At that time, the consensus was that the bottleneck of this problem lay in the sophistication of the algorithm, specifically in how to design better sampling strategies and reward functions.

However, a colleague proposed an almost "reckless" solution: Don't change the algorithm; just increase the computing power input by a thousand times.

After that computing power surge, a miracle happened!

Those logical dead ends that were originally thought to require breakthrough human ingenuity to solve simply "melted" in the face of massive matrix multiplications.

The algorithm didn't become smarter, but scale gave it a kind of robustness similar to biological instincts.

The impact of the computing power wave

At that moment, Zhengdong Wang deeply understood the truth expressed by Richard Sutton in "The Bitter Lesson":

Human so-called "ingenuity" in the field of AI is often insignificant in the face of the exponential growth of computing power.

This realization is like a huge "computing power wave" rolling over you, making you realize that instead of racking your brains to optimize 1% of the algorithm's efficiency, it's better to embrace a 1000-fold expansion of computing power.

This perspective has become the common language within DeepMind in 2025:

We no longer ask "Can this problem be solved?" but "How much computing power is needed to solve this problem?"

It is this mindset that allows us to dare to invest far more money in data centers than the Apollo program.

The limits and challenges of infrastructure: The arrival of the 1GW era

Zhengdong Wang also provides an additional perspective.

When DeepMind discusses computing power internally, the topic has shifted from "PFLOPS" to "GW."

In 2025, AI is no longer just code; it is heavy industry, the ultimate integration of land, energy, and custom silicon chips.

The generational leap in hardware: Blackwell and Ultra

This ultimate integration can be summarized in one word: the "AI factory," a concept proposed by Jensen Huang at the GTC conference.

Wang believes that the Blackwell platform delivered by NVIDIA in 2025 is the physical foundation for DeepMind to maintain its belief in the Scaling Law.

The GB200 NVL72 system interconnects 72 GPUs into a single supercomputing engine, and its inference speed for trillion-parameter models is 30 times faster than that of the H100.

The launch of the Blackwell Ultra has pushed the single-chip memory to the limit of 288GB, which means that even models larger than 300B can reside entirely without memory offloading, which is crucial for long context and high-concurrency inference.

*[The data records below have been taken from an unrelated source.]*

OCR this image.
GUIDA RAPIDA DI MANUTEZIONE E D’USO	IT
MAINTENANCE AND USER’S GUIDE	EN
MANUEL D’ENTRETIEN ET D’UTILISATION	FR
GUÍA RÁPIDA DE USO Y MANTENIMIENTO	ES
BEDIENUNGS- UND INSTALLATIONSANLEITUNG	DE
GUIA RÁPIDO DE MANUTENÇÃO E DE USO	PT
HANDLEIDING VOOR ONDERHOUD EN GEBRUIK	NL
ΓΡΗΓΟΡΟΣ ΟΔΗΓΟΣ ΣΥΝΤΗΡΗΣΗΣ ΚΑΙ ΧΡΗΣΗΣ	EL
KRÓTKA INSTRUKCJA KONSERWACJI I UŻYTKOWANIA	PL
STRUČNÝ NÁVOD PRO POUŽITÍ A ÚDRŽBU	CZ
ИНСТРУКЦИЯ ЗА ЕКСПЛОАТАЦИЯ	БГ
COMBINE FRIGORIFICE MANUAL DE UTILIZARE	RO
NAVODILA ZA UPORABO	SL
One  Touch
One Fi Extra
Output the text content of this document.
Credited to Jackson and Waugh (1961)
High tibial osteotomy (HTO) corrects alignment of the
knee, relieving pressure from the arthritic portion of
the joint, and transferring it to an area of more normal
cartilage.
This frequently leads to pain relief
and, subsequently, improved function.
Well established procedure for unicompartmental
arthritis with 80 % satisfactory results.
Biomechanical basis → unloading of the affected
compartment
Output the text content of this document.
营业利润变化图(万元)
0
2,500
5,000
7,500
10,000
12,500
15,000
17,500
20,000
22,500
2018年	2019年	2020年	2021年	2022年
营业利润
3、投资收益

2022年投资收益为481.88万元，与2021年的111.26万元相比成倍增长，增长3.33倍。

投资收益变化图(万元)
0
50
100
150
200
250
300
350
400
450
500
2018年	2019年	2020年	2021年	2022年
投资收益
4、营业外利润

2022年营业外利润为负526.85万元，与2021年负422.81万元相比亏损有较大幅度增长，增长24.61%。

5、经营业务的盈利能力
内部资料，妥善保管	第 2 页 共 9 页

The hard walls of power and heat dissipation

However, the laws of physics are still strict.

As the single-chip power consumption approaches 1000W, DeepMind has had to switch entirely to liquid cooling solutions.

In 2025, people started talking about "AI factories" instead of "data centers."

Amin Vahdat, the chief infrastructure officer at Google, clearly pointed out in an internal meeting that to meet the explosive demand for computing power, we must double our computing power capacity every six months and achieve a 1000-fold increase in the next 4 - 5 years.